The Central Bank of Nigeria killed COT. But quickly, we saw new types of charges – Account Maintenance Charge. That charge also comes with a VAT. So, the banks charge you a fee and then ask you to pay VAT on it. That is the law of the land.

A Nigerian company bank fees

Then as you are dealing with bank maintenance charges, there is another one – the Stamp Duty. That one annoys me terribly because the duty is simply designed to make money from customers. All the transactions are done digitally and yet banks have to buy stamps! Sure, the cost of the stamps is irrelevant. It is an inherited nonsensical tradition from the British Empire which thinks that unless you stamp a document, it may not have full legality.  Visit Corporate Affairs Commission, High Court etc and you will see stamps in action: if they do not put those stamps, some of the documents may not be completely valid. This means that you have to pay the stamp duty for that digital-based bank transfer to be legally binding!

A Nigerian bank fee

Yes, I must note that some of these new fees are imposed by the Central Bank of Nigeria (CBN) on bank customers. So, it may not necessarily be banks’ money: they share with CBN.

The Implications

There are people that do not want to bank in Nigeria simply because of the fees. For a citizen that makes a minimum salary of say N18,000 per month and has to withdraw money four times, you will see that at the end of the month, the person may be losing close to N500 especially if the individual has SMS alerts which attract another fee class (The SMS fee is expected, banks have to cover their costs on that one. They do make Internet banking free.)

Nevertheless, there could be a bank that can waive the SMS fees since by regulation banks are required to prepare monthly statements for their customers. Of course, having real-time information on payment via alert is priceless. People will prefer to pay for that instead of waiting for the monthly statements which the law expects from banks. SMS is good and customers can ask for it to be deactivated; it is an optional service.  In technology, Nigerian banks have made progress.

But for the poorest citizens in Nigeria we are trying to bring into the banking fold, we need to think how other core non-optional fees can discourage them. I do not see how some of these citizens will embrace the banking sector with these fees. Either you want them to keep the money in the pillows or you reform the banking fee charges to make them attractive for extremely cost-sensitive people to bank. Without that, CBN may not be addressing the root cause of the issues before us on financial inclusion.

I must note that Savings Account in most Nigerian banks do not attract fees. However, some require a minimum balance which technically you cannot even draw below. In Union Bank, the amount is about N1,500 and that means unless you close the account, that minimum must be there. For some poor citizens, that balance is a huge burden.

All Together

To accelerate financial inclusion, the Central Bank of Nigeria should reform the varying levels of fees in the banking sector.
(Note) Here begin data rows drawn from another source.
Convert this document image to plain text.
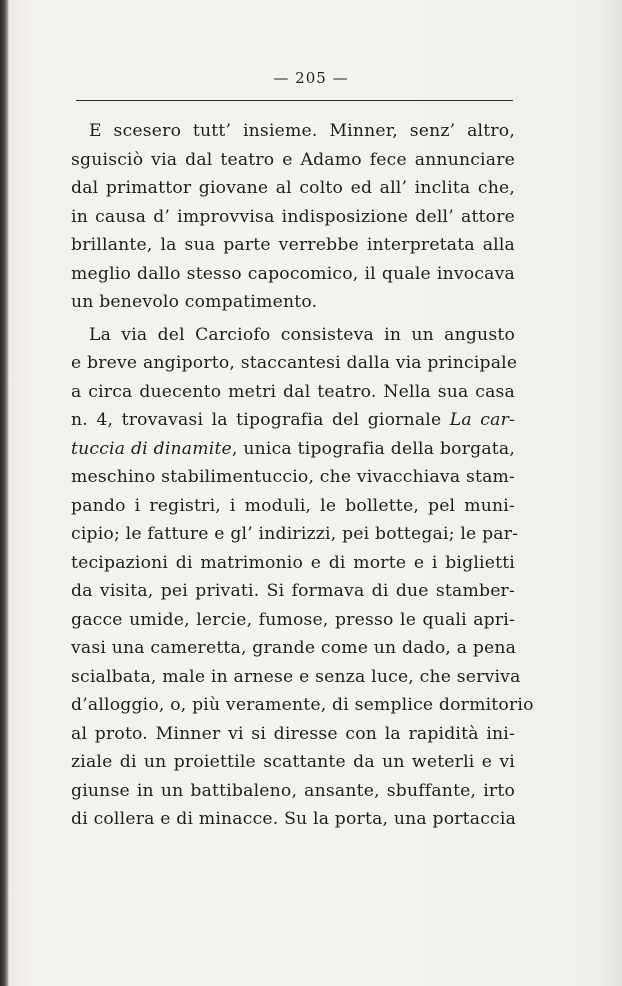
— 205 —
E scesero tutt’ insieme. Minner, senz’ altro,
sguisciò via dal teatro e Adamo fece annunciare
dal primattor giovane al colto ed all’ inclita che,
in causa d’ improvvisa indisposizione dell’ attore
brillante, la sua parte verrebbe interpretata alla
meglio dallo stesso capocomico, il quale invocava
un benevolo compatimento.
La via del Carciofo consisteva in un angusto
e breve angiporto, staccantesi dalla via principale
a circa duecento metri dal teatro. Nella sua casa
n. 4, trovavasi la tipografia del giornale La car-
tuccia di dinamite, unica tipografia della borgata,
meschino stabilimentuccio, che vivacchiava stam-
pando i registri, i moduli, le bollette, pel muni-
cipio; le fatture e gl’ indirizzi, pei bottegai; le par-
tecipazioni di matrimonio e di morte e i biglietti
da visita, pei privati. Si formava di due stamber-
gacce umide, lercie, fumose, presso le quali apri-
vasi una cameretta, grande come un dado, a pena
scialbata, male in arnese e senza luce, che serviva
d’alloggio, o, più veramente, di semplice dormitorio
al proto. Minner vi si diresse con la rapidità ini-
ziale di un proiettile scattante da un weterli e vi
giunse in un battibaleno, ansante, sbuffante, irto
di collera e di minacce. Su la porta, una portaccia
Those fees could be discouraging the very people it wants to attract into the banking sector. For someone making N18,000 monthly and having to part with N300-N500 on fees and associated SMS charges, it could be a disincentive to bank. People are smart and when there is a burden via fees for extremely cost-sensitive people, any policy will collapse. CBN needs to revisit bank fees and work with our banks to find better ways to offer products that can reduce cost burdens on poor citizens. This is not a problem that technology can fix because the fintech companies do not take customer deposits. So, it is only policy that can solve this, and only the central bank has the capacity to make that happen. Yes, banks are not charities and are there to make money. So CBN needs to balance its policy.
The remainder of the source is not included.